UC Davis

Methods to sequester and store atmospheric CO2 are critical to combat climate change. Alkaline-rich bioashes are potential carbon fixing materials. This work investigates potential co-benefits from mineralizing carbon in biomass ashes and partially replacing high embodied greenhouse gas (GHG) Portland cement (PC) in cement-based materials with these ashes. Specifically, rice hull ash (RHA), wheat straw ash (WSA), and sugarcane bagasse ash (SBA) were treated to mineralize carbon, and their experimental carbon content was compared to modeled potential carbonation.
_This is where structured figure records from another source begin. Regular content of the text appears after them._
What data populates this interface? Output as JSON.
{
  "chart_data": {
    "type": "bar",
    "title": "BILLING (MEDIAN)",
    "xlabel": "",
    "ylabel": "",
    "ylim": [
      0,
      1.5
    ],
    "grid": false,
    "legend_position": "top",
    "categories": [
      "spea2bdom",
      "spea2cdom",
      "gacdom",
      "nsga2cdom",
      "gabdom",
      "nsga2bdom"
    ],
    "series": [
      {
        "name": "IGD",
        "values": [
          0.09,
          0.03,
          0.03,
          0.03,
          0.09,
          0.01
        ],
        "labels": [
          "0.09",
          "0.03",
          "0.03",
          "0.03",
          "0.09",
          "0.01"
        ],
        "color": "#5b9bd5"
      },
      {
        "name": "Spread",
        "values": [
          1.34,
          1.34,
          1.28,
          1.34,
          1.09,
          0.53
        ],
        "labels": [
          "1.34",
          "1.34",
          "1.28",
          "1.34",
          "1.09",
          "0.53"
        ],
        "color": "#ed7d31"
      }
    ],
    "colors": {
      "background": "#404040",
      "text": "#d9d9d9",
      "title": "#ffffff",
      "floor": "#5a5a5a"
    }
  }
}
To understand changes in the cement-based storage materials, mortars made with CO2-treated WSA and RHA were experimentally compared to PC-only mortars and mortars made with ashes without prior CO2 treatment. Life cycle assessment methodology was applied to understand potential reductions in GHG emissions. The modeled carbonation was ∼18 g-CO2/kg-RHA and ∼180 g-CO2/kg-WSA. Ashes oxidized at 500 °C had the largest measured carbon content (5.4 g-carbon/kg-RHA and 35.3 g-carbon/kg-WSA). This carbon appeared to be predominantly residual from the biomass. Isothermal calorimetry showed RHA-PC pastes had similar heat of hydration to PC-pastes, while WSA-PC pastes exhibited an early (at ∼1.5 min) endothermic dip. Mortars with 5 % and 15 % RHA replacement had 1–12 % higher compressive strength at 28 days than PC-only mortars, and milled WSA mortars with 5 % replacement had 3 % higher strength. A loss in strength was noted for the milled 15 % WSA, the CO2-treated 5 %, and the 15 % WSA mortars. Modeled reductions in GHG emissions from CO2-treated ashes were, however, marginal (<1 %) relative to the untreated ashes.